Sunday, July 26, 2015

Cassandra and the Causal Plot

Poor Cassandra was doomed to accurately prophecy but never be believed. This legendary clairvoyant has more to offer the topic of causality than mere alliteration. She raises the question: what makes people believe a prediction? If ancient Greek gods are involved, there’s not much you can do about convincing your audience. But if you’re plotting a novel and want it to seem credible, you need causality—the antithesis of life’s randomness.

In contrast to good or bad luck, causality means that actions have consequences. Foolish or self-centered choices incur costs, while moral behavior eventually bestows a metaphorical pot of gold.

In fiction, causality shows up in two distinct arenas:

~ Foreshadowing.

Cassandra warned the people of Troy neither to welcome gorgeous Helen nor trust the gigantic horse assembled outside the city. The Trojans ignored her—and paid dearly. Novelists, too, must pay for not looking ahead. Unless you sow the seeds for what’s coming, the theme won’t seem any more credible to the audience than Cassandra’s predictions did.

1.      Hint in the very first chapter at the protagonist resources that will produce the ending. Just be sure to hint rather than bludgeon.
2.      Make each scene lead inevitably to the next. Agent/author Don Maass reminds that scenes must be so tightly interwoven that if you remove one, the entire plot unravels. Each scene must cause what follows. No exceptions.
3.      Derive theme from the resolution of the plot. Want your themes to be the icing on the cake? Then directly correlate the protagonist’s choices with what protagonist and reader ultimately discover. Together.

~ Climax.

Whether it’s called “pressure point,” “arc,” “story promise,” or “inciting incident,” the opening impetus needs enough heft to get both characters and readers to the climax.

    1. A credible climax develops from the opening launch.
    2. An empathetic climax involves human actions and decisions.
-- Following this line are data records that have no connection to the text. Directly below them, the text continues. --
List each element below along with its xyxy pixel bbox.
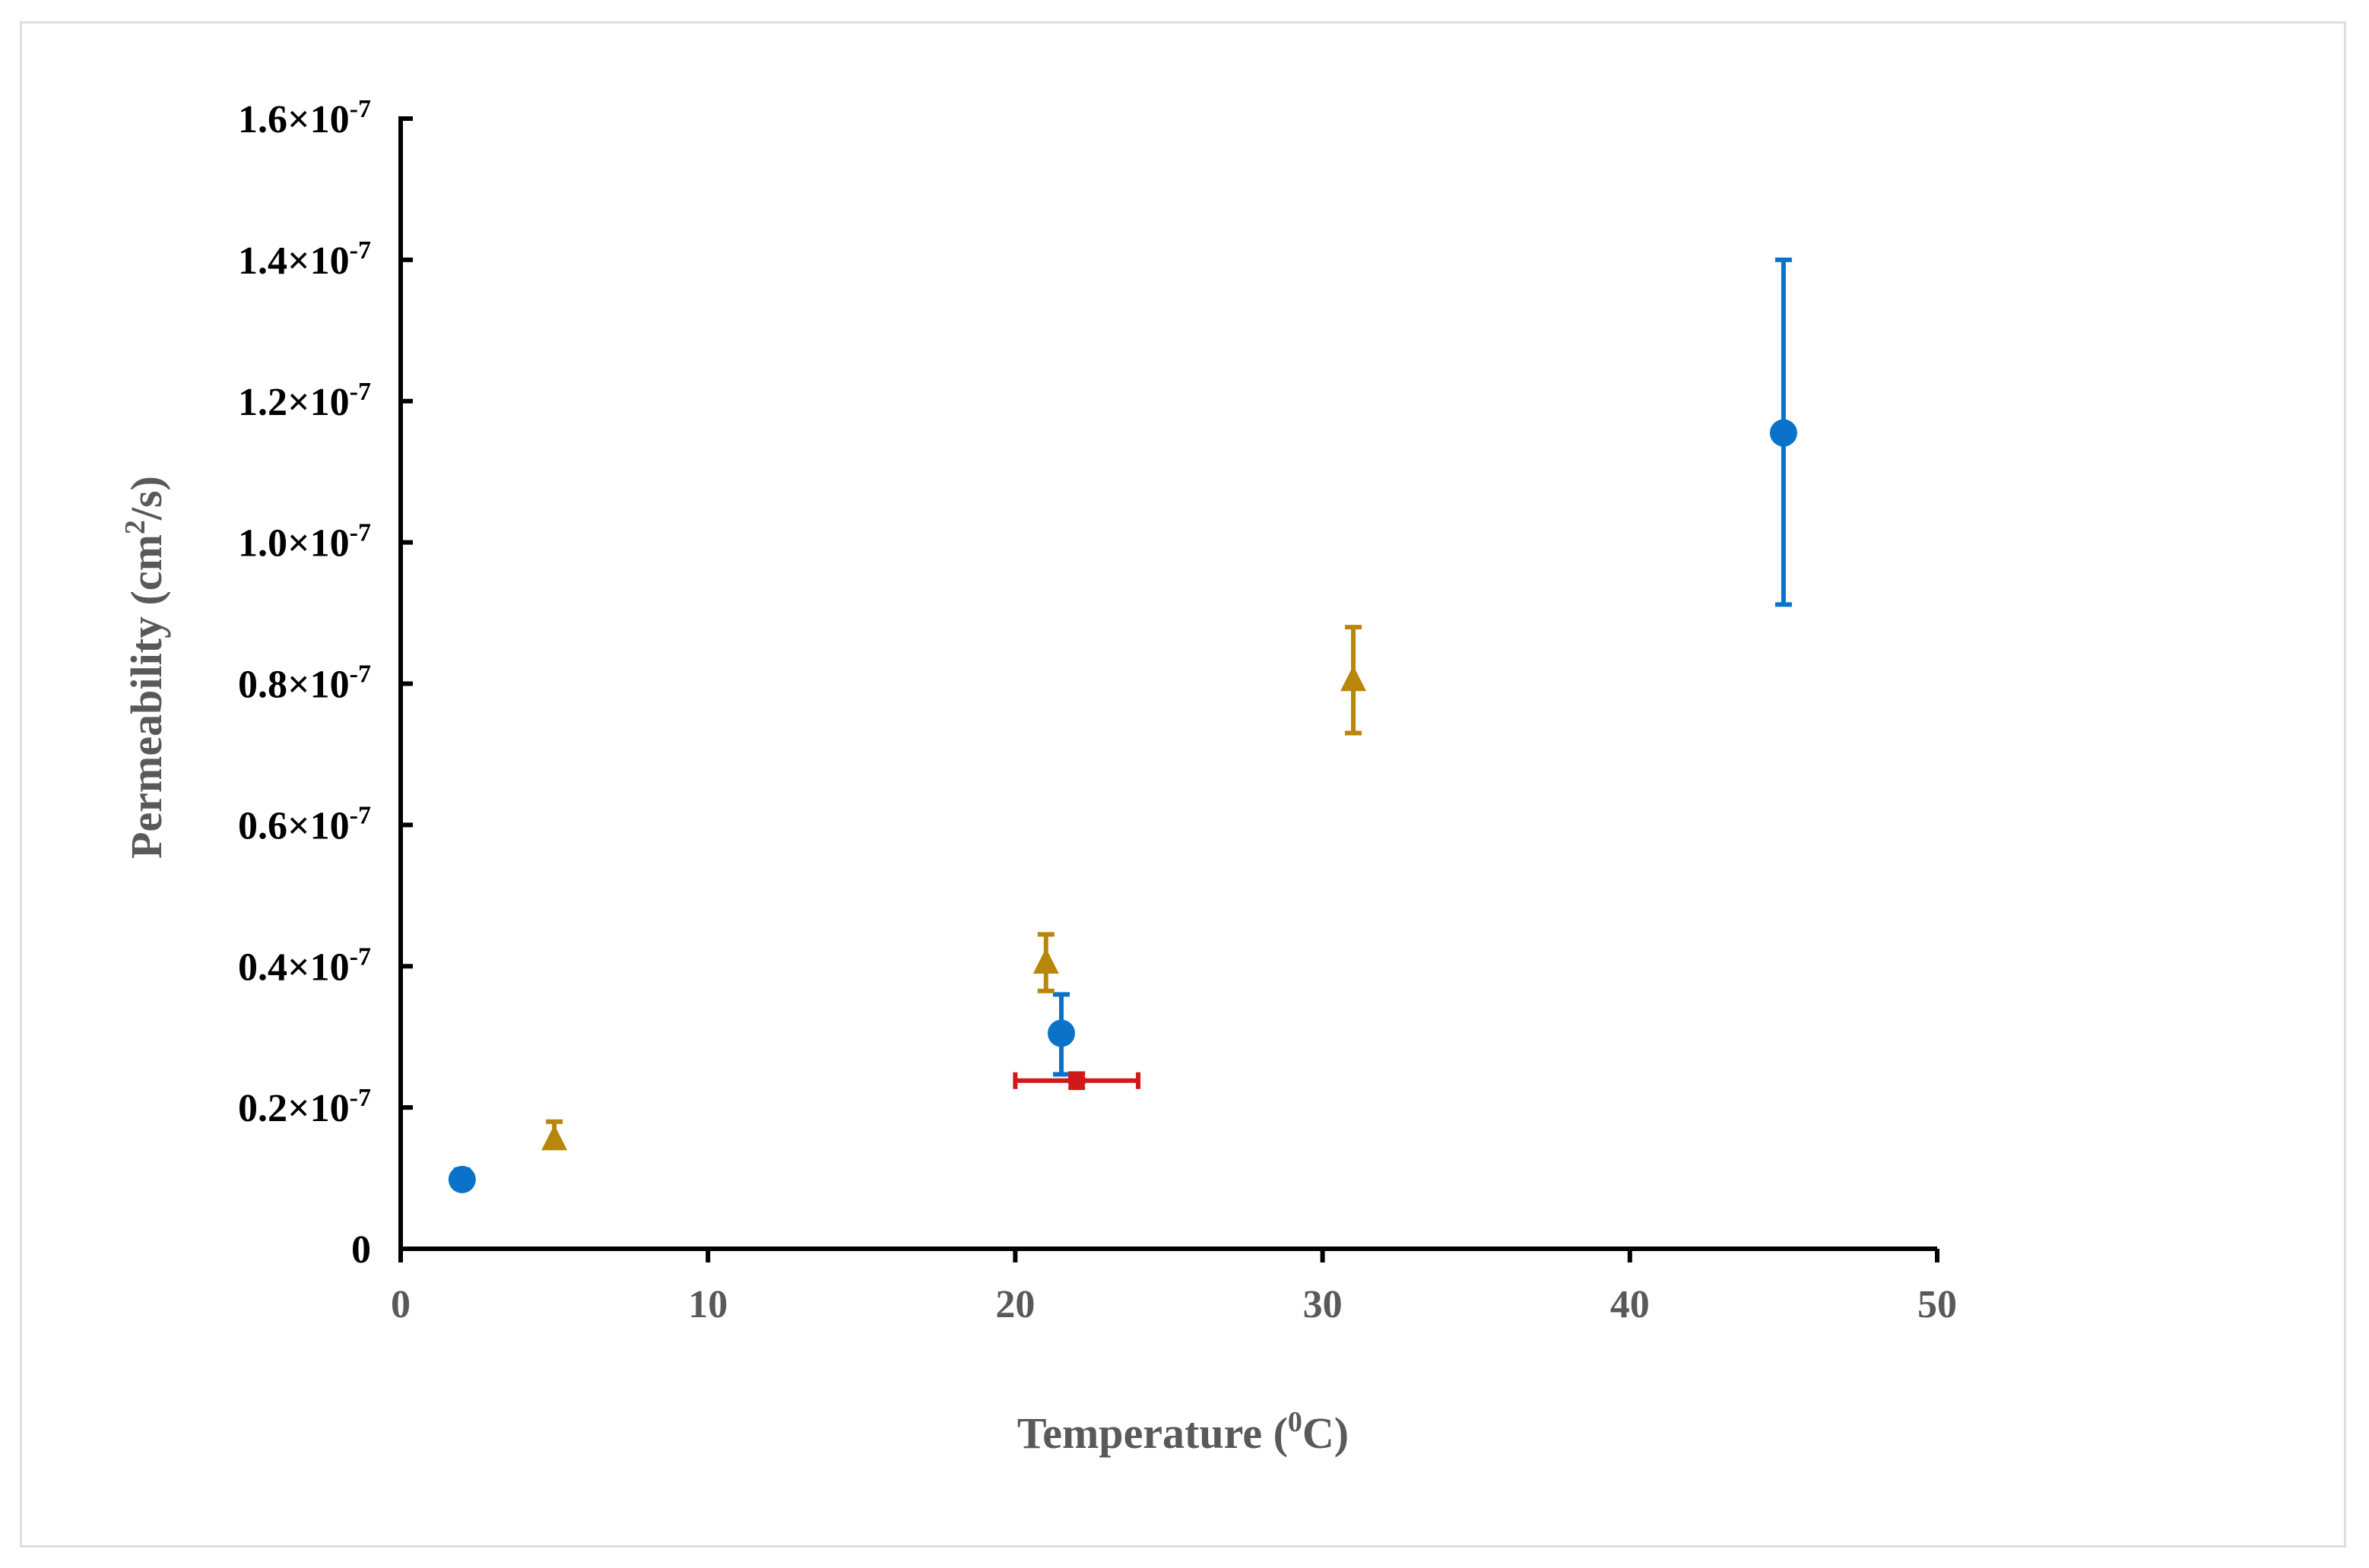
data-point (1340, 625, 1367, 736)
x-tick-label: 30 (1303, 1283, 1343, 1326)
data-point (541, 1119, 568, 1151)
y-tick-label: 1.4×10-7 (238, 236, 371, 283)
circle-marker (1769, 419, 1797, 447)
x-tick-label: 10 (688, 1283, 728, 1326)
circle-marker (1048, 1019, 1076, 1047)
triangle-marker (541, 1124, 568, 1151)
y-tick-label: 1.6×10-7 (238, 95, 371, 141)
circle-marker (448, 1165, 476, 1193)
y-tick-label: 1.2×10-7 (238, 378, 371, 424)
data-point (1013, 1071, 1141, 1091)
y-tick-label: 1.0×10-7 (238, 519, 371, 565)
x-axis-title: Temperature (0C) (1017, 1406, 1349, 1458)
y-tick-label: 0 (351, 1228, 371, 1272)
series-2 (541, 625, 1367, 1151)
x-tick-label: 20 (995, 1283, 1035, 1326)
y-tick-label: 0.6×10-7 (238, 801, 371, 847)
data-point (1769, 257, 1797, 607)
y-tick-label: 0.2×10-7 (238, 1084, 371, 1130)
data-series (448, 257, 1797, 1193)
chart-frame (20, 21, 2346, 1547)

Avoid your own version of Athena forcing the Trojans to quit ignoring Cassandra.
    3. A causal climax reveals how struggle summoned the protagonist’s best. That’s how you earn the ending

Tip: The novel’s opening explosion results in a chain of events that lead the protagonist to the climatic choice, which often resolves the initial dilemma.

You needn’t be Cassandra to know that while readers happily suspend disbelief , they’re terribly unhappy about inconsistency, randomness, or manipulation. Causality helps you view plot as far more fundamentally interconnected than a beginning, middle, and end. Which do you think your readers would prefer?